Maryland MCA Funding Alternatives
The Maryland Small Business Development Center network (marylandsbdc.org) operates five regional offices and more than 20 service locations across the state, including in Baltimore, College Park, Salisbury, Frederick, and Hagerstown. SBDC advising is free and confidential — start here before contacting any alternative lender.
SBA resources: The SBA Baltimore District Office (100 S. Charles Street, Suite 1201, Baltimore, MD 21201; 410-962-6195) serves Baltimore City and most Maryland counties. Montgomery and Prince George’s counties are served by the SBA Washington Metropolitan Area District Office. Both offices connect businesses to SBA 7(a) loans (generally around 10–13% APR in mid-2026), SBA 504 loans, and SBA microloans up to $50,000.

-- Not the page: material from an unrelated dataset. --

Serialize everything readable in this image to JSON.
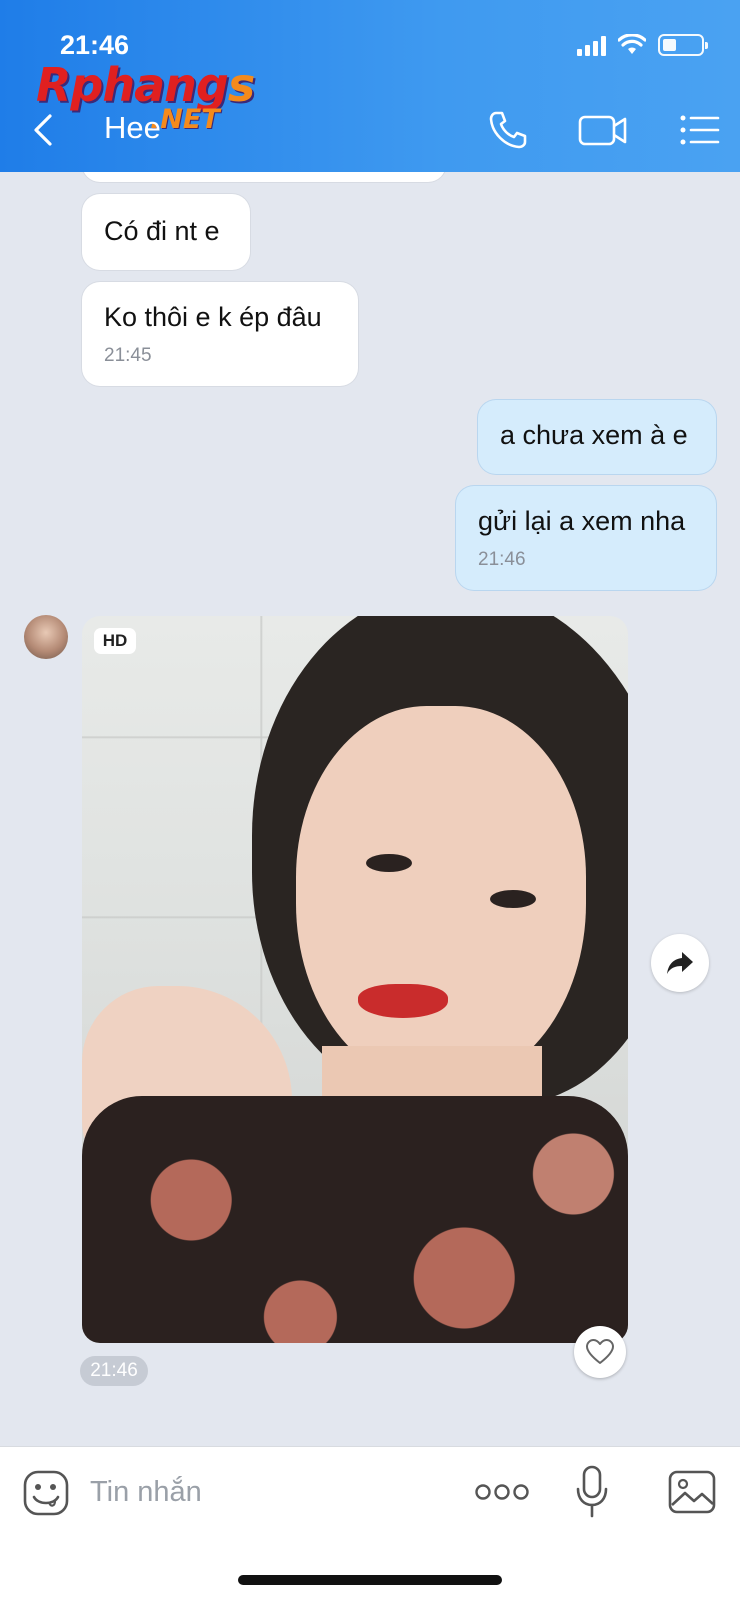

Maryland-specific programs:
- Maryland Small Business Development Financing Authority (MSBDFA) — direct loans and guarantees for businesses that cannot access conventional bank financing, with priority for minority- and woman-owned firms (commerce.maryland.gov)
- Maryland Technology Development Corporation (TEDCO) — early-stage capital for Maryland technology and life sciences companies (tedco.md)
- Maryland Department of Commerce capital programs — targeted grant and incentive programs for manufacturers, exporters, and rural businesses
For federal contractors: Contract-advance lines secured against confirmed prime-contract receivables from Sandy Spring, EagleBank, and PNC’s government-contractor division typically cost 8–15% APR — far below an MCA.
Invoice factoring is significantly cheaper than an MCA for any Maryland business with outstanding, auditable receivables against the federal government or creditworthy commercial customers.